Patients who responded to the treatment had various degrees of what is known as a cytokine release syndrome (CRS) characterized by fever, nausea, hypoxia, transient hypotension, and anorexia. The CRS correlated with spikes in the cytokine IL-6 level, and although steroid treatment was partially beneficial, the IL-6 receptor antagonist, tocilizumab was effective in resolving hypoxia, hypotension, and fever in these patients.
“Though we have found our therapy is associated with significant toxicity, it is very different than bone marrow transplants,” said Porter. “For one, the side effects seem to transient. In bone marrow transplant patients, there remains a risk from long-term immune suppression and slow immune reconstitution, as well as long-term side effects, symptoms, and risks from graft-vs-host disease.” The side effects with CAR appear earlier and resolve without long-term risks, according to Porter. Additionally, the chemotherapy used is more tolerable compared to that used with transplantation. “We have treated patients well beyond the upper age limit that is practical for bone marrow transplants,” said Porter.
University of Pennsylvania researchers are about to open a larger trial for patients that will determine an optimal treatment dose.
In another study presentation, Michael Kalos, PhD, of the University of Pennsylvania Perelman School of Medicine shows that this T-cell engineered technique can result in persistence of the CD19-expressing T cells. Unlike previous infused cell studies which have demonstrated only transient expansion of infused cells and limited antitumor activity, the CD19-engineered cells were persistent long term in patients who achieved a complete response in the study.
In contrast to nonresponding patients, those that responded had elevated cytokines including IL-6 and IL-8. These higher levels of cytokines correlated well with division of CD19-expressing T cells and elimination of B cells. The authors suggest that this cytokine profile could be used to track efficacy of treatment.

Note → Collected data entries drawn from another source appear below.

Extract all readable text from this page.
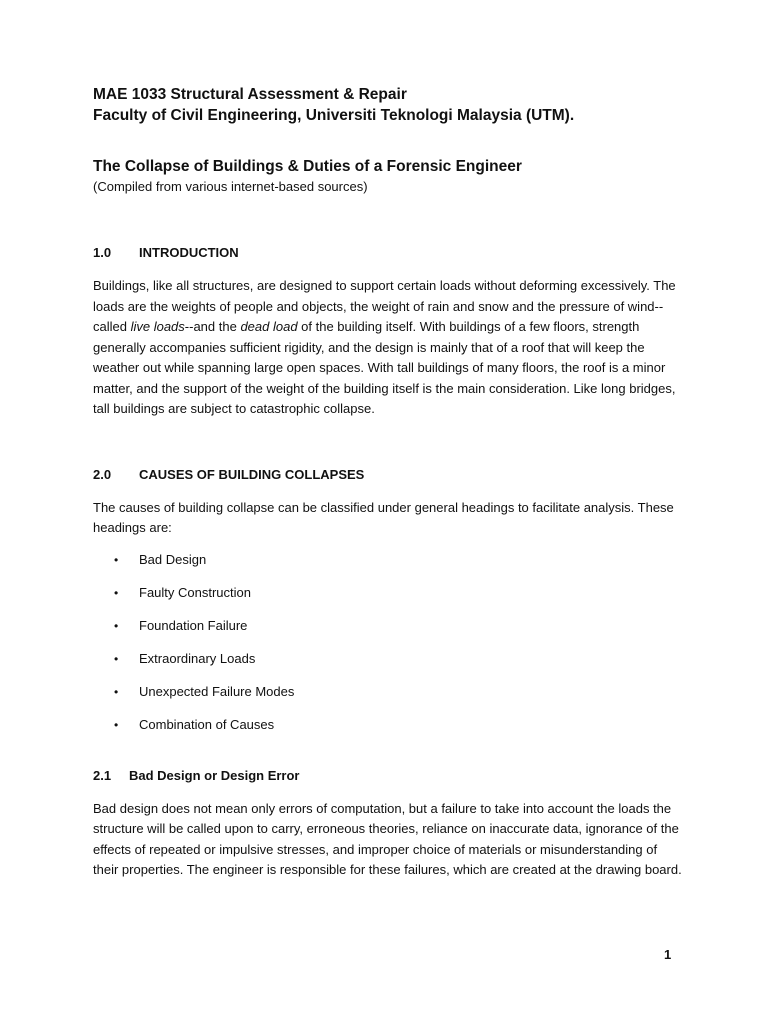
MAE 1033 Structural Assessment & Repair

Faculty of Civil Engineering, Universiti Teknologi Malaysia (UTM).

The Collapse of Buildings & Duties of a Forensic Engineer

(Compiled from various internet-based sources)

1.0	INTRODUCTION

Buildings, like all structures, are designed to support certain loads without deforming excessively. The loads are the weights of people and objects, the weight of rain and snow and the pressure of wind--called live loads--and the dead load of the building itself. With buildings of a few floors, strength generally accompanies sufficient rigidity, and the design is mainly that of a roof that will keep the weather out while spanning large open spaces. With tall buildings of many floors, the roof is a minor matter, and the support of the weight of the building itself is the main consideration. Like long bridges, tall buildings are subject to catastrophic collapse.

2.0	CAUSES OF BUILDING COLLAPSES

The causes of building collapse can be classified under general headings to facilitate analysis. These headings are:

• Bad Design
• Faulty Construction
• Foundation Failure
• Extraordinary Loads
• Unexpected Failure Modes
• Combination of Causes
2.1	Bad Design or Design Error

Bad design does not mean only errors of computation, but a failure to take into account the loads the structure will be called upon to carry, erroneous theories, reliance on inaccurate data, ignorance of the effects of repeated or impulsive stresses, and improper choice of materials or misunderstanding of their properties. The engineer is responsible for these failures, which are created at the drawing board.

1
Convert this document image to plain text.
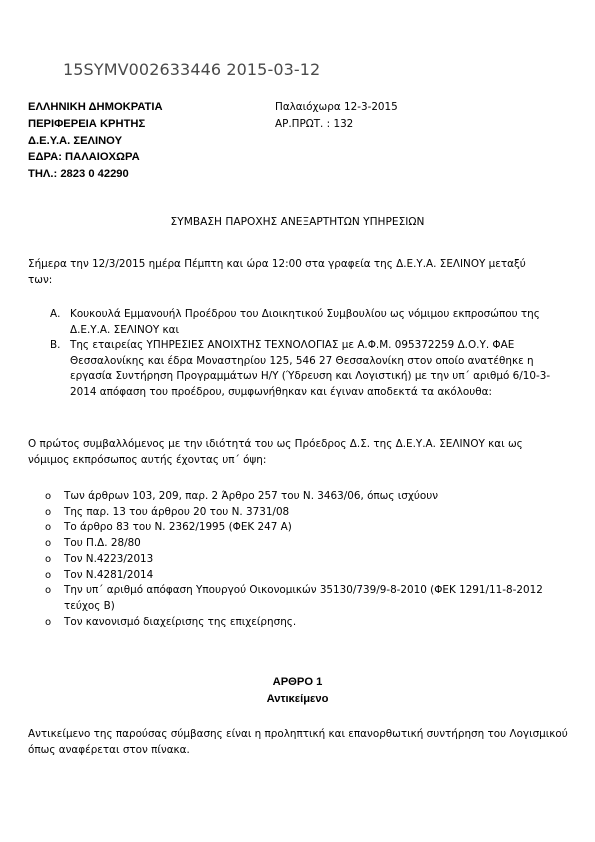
15SYMV002633446 2015-03-12
ΕΛΛΗΝΙΚΗ ΔΗΜΟΚΡΑΤΙΑ
ΠΕΡΙΦΕΡΕΙΑ ΚΡΗΤΗΣ
Δ.Ε.Υ.Α. ΣΕΛΙΝΟΥ
ΕΔΡΑ: ΠΑΛΑΙΟΧΩΡΑ
ΤΗΛ.: 2823 0 42290
Παλαιόχωρα 12-3-2015
ΑΡ.ΠΡΩΤ. : 132
ΣΥΜΒΑΣΗ ΠΑΡΟΧΗΣ ΑΝΕΞΑΡΤΗΤΩΝ ΥΠΗΡΕΣΙΩΝ

Σήμερα την 12/3/2015 ημέρα Πέμπτη και ώρα 12:00 στα γραφεία της Δ.Ε.Υ.Α. ΣΕΛΙΝΟΥ μεταξύ των:

Α. Κουκουλά Εμμανουήλ Προέδρου του Διοικητικού Συμβουλίου ως νόμιμου εκπροσώπου της Δ.Ε.Υ.Α. ΣΕΛΙΝΟΥ και
Β. Της εταιρείας ΥΠΗΡΕΣΙΕΣ ΑΝΟΙΧΤΗΣ ΤΕΧΝΟΛΟΓΙΑΣ με Α.Φ.Μ. 095372259 Δ.Ο.Υ. ΦΑΕ Θεσσαλονίκης και έδρα Μοναστηρίου 125, 546 27 Θεσσαλονίκη στον οποίο ανατέθηκε η εργασία Συντήρηση Προγραμμάτων Η/Υ (Ύδρευση και Λογιστική) με την υπ΄ αριθμό 6/10-3-2014 απόφαση του προέδρου, συμφωνήθηκαν και έγιναν αποδεκτά τα ακόλουθα:

Ο πρώτος συμβαλλόμενος με την ιδιότητά του ως Πρόεδρος Δ.Σ. της Δ.Ε.Υ.Α. ΣΕΛΙΝΟΥ και ως νόμιμος εκπρόσωπος αυτής έχοντας υπ΄ όψη:

o Των άρθρων 103, 209, παρ. 2 Άρθρο 257 του Ν. 3463/06, όπως ισχύουν
o Της παρ. 13 του άρθρου 20 του Ν. 3731/08
o Το άρθρο 83 του Ν. 2362/1995 (ΦΕΚ 247 Α)
o Του Π.Δ. 28/80
o Τον Ν.4223/2013
o Τον Ν.4281/2014
o Την υπ΄ αριθμό απόφαση Υπουργού Οικονομικών 35130/739/9-8-2010 (ΦΕΚ 1291/11-8-2012 τεύχος Β)
o Τον κανονισμό διαχείρισης της επιχείρησης.
ΑΡΘΡΟ 1
Αντικείμενο

Αντικείμενο της παρούσας σύμβασης είναι η προληπτική και επανορθωτική συντήρηση του Λογισμικού όπως αναφέρεται στον πίνακα.
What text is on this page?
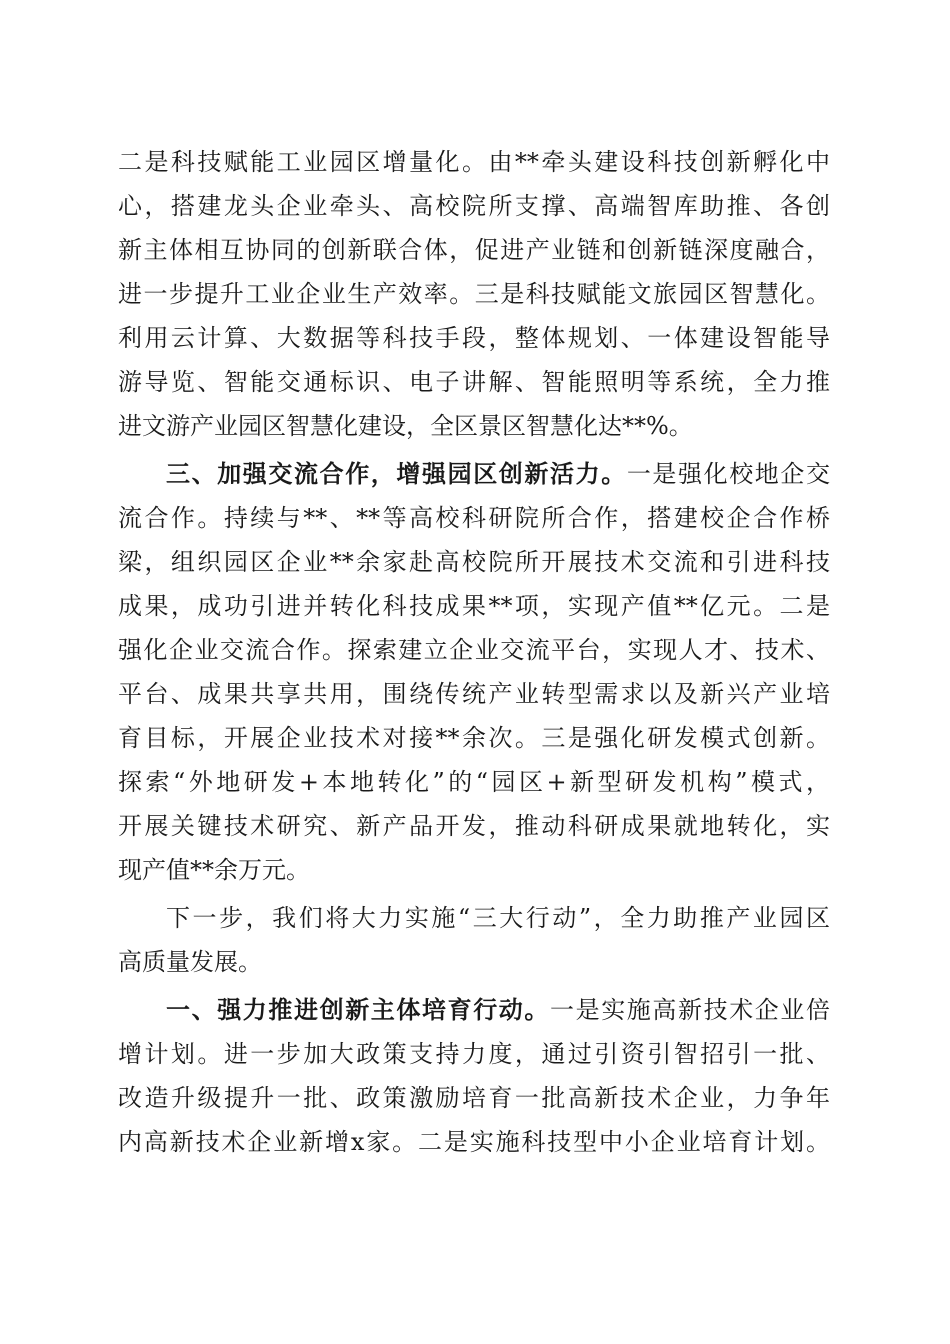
二是科技赋能工业园区增量化。由**牵头建设科技创新孵化中
心，搭建龙头企业牵头、高校院所支撑、高端智库助推、各创
新主体相互协同的创新联合体，促进产业链和创新链深度融合，
进一步提升工业企业生产效率。三是科技赋能文旅园区智慧化。
利用云计算、大数据等科技手段，整体规划、一体建设智能导
游导览、智能交通标识、电子讲解、智能照明等系统，全力推
进文游产业园区智慧化建设，全区景区智慧化达**%。
三、加强交流合作，增强园区创新活力。一是强化校地企交
流合作。持续与**、**等高校科研院所合作，搭建校企合作桥
梁，组织园区企业**余家赴高校院所开展技术交流和引进科技
成果，成功引进并转化科技成果**项，实现产值**亿元。二是
强化企业交流合作。探索建立企业交流平台，实现人才、技术、
平台、成果共享共用，围绕传统产业转型需求以及新兴产业培
育目标，开展企业技术对接**余次。三是强化研发模式创新。
探索“外地研发+本地转化”的“园区+新型研发机构”模式，
开展关键技术研究、新产品开发，推动科研成果就地转化，实
现产值**余万元。
下一步，我们将大力实施“三大行动”，全力助推产业园区
高质量发展。
一、强力推进创新主体培育行动。一是实施高新技术企业倍
增计划。进一步加大政策支持力度，通过引资引智招引一批、
改造升级提升一批、政策激励培育一批高新技术企业，力争年
内高新技术企业新增x家。二是实施科技型中小企业培育计划。
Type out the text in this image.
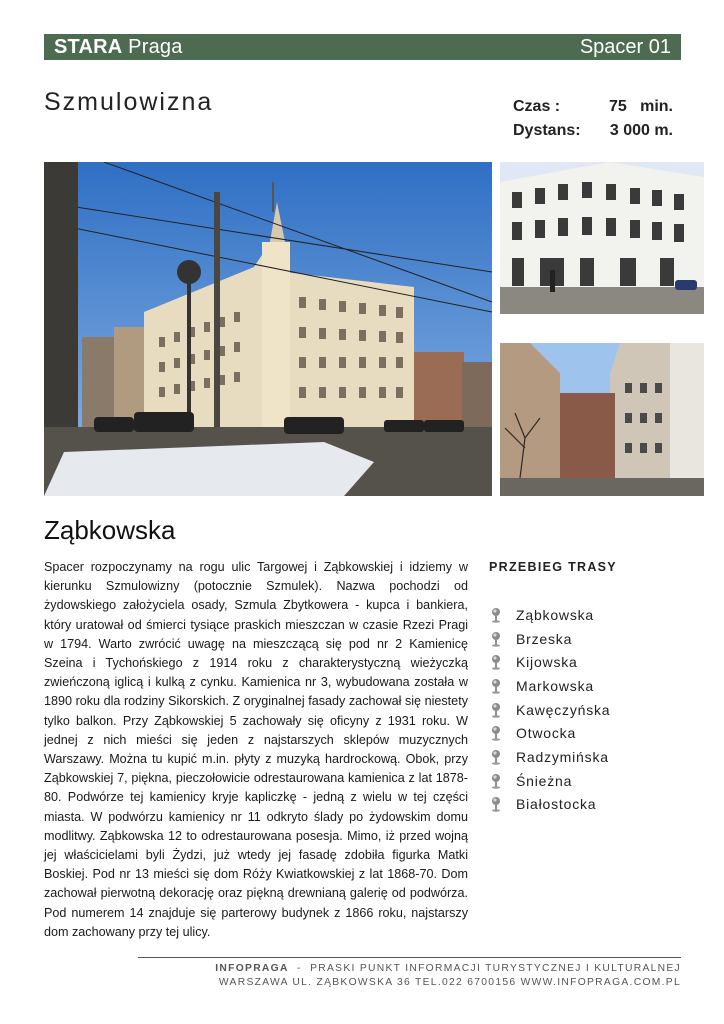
STARA Praga	Spacer 01
Szmulowizna	Czas :	75   min.
Dystans:	3 000 m.
Ząbkowska

Spacer rozpoczynamy na rogu ulic Targowej i Ząbkowskiej i idziemy w kierunku Szmulowizny (potocznie Szmulek). Nazwa pochodzi od żydowskiego założyciela osady, Szmula Zbytkowera - kupca i bankiera, który uratował od śmierci tysiące praskich mieszczan w czasie Rzezi Pragi w 1794. Warto zwrócić uwagę na mieszczącą się pod nr 2 Kamienicę Szeina i Tychońskiego z 1914 roku z charakterystyczną wieżyczką zwieńczoną iglicą i kulką z cynku. Kamienica nr 3, wybudowana została w 1890 roku dla rodziny Sikorskich. Z oryginalnej fasady zachował się niestety tylko balkon. Przy Ząbkowskiej 5 zachowały się oficyny z 1931 roku. W jednej z nich mieści się jeden z najstarszych sklepów muzycznych Warszawy. Można tu kupić m.in. płyty z muzyką hardrockową. Obok, przy Ząbkowskiej 7, piękna, pieczołowicie odrestaurowana kamienica z lat 1878-80. Podwórze tej kamienicy kryje kapliczkę - jedną z wielu w tej części miasta. W podwórzu kamienicy nr 11 odkryto ślady po żydowskim domu modlitwy. Ząbkowska 12 to odrestaurowana posesja. Mimo, iż przed wojną jej właścicielami byli Żydzi, już wtedy jej fasadę zdobiła figurka Matki Boskiej. Pod nr 13 mieści się dom Róży Kwiatkowskiej z lat 1868-70. Dom zachował pierwotną dekorację oraz piękną drewnianą galerię od podwórza. Pod numerem 14 znajduje się parterowy budynek z 1866 roku, najstarszy dom zachowany przy tej ulicy.

PRZEBIEG TRASY
Ząbkowska
Brzeska
Kijowska
Markowska
Kawęczyńska
Otwocka
Radzymińska
Śnieżna
Białostocka
INFOPRAGA  -  PRASKI PUNKT INFORMACJI TURYSTYCZNEJ I KULTURALNEJ
WARSZAWA UL. ZĄBKOWSKA 36 TEL.022 6700156 WWW.INFOPRAGA.COM.PL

Trials in other tumor types, including solid tumors are ongoing. This research is funded by the Leukemia & Lymphoma Society, the Alliance for Cancer Gene Therapy, and the National Institutes of Health. In August of this year, Novartis and the University of Pennsylvania announced a global research and a licensing agreement that gives Novartis exclusive licensing rights to the technology worldwide. Novartis is also contributing $20 million to build a Center for Advanced Cellular Therapies on the University of Pennsylvania campus that aims to develop and manufacture adoptive T-cell immunotherapies such as the CAR technology.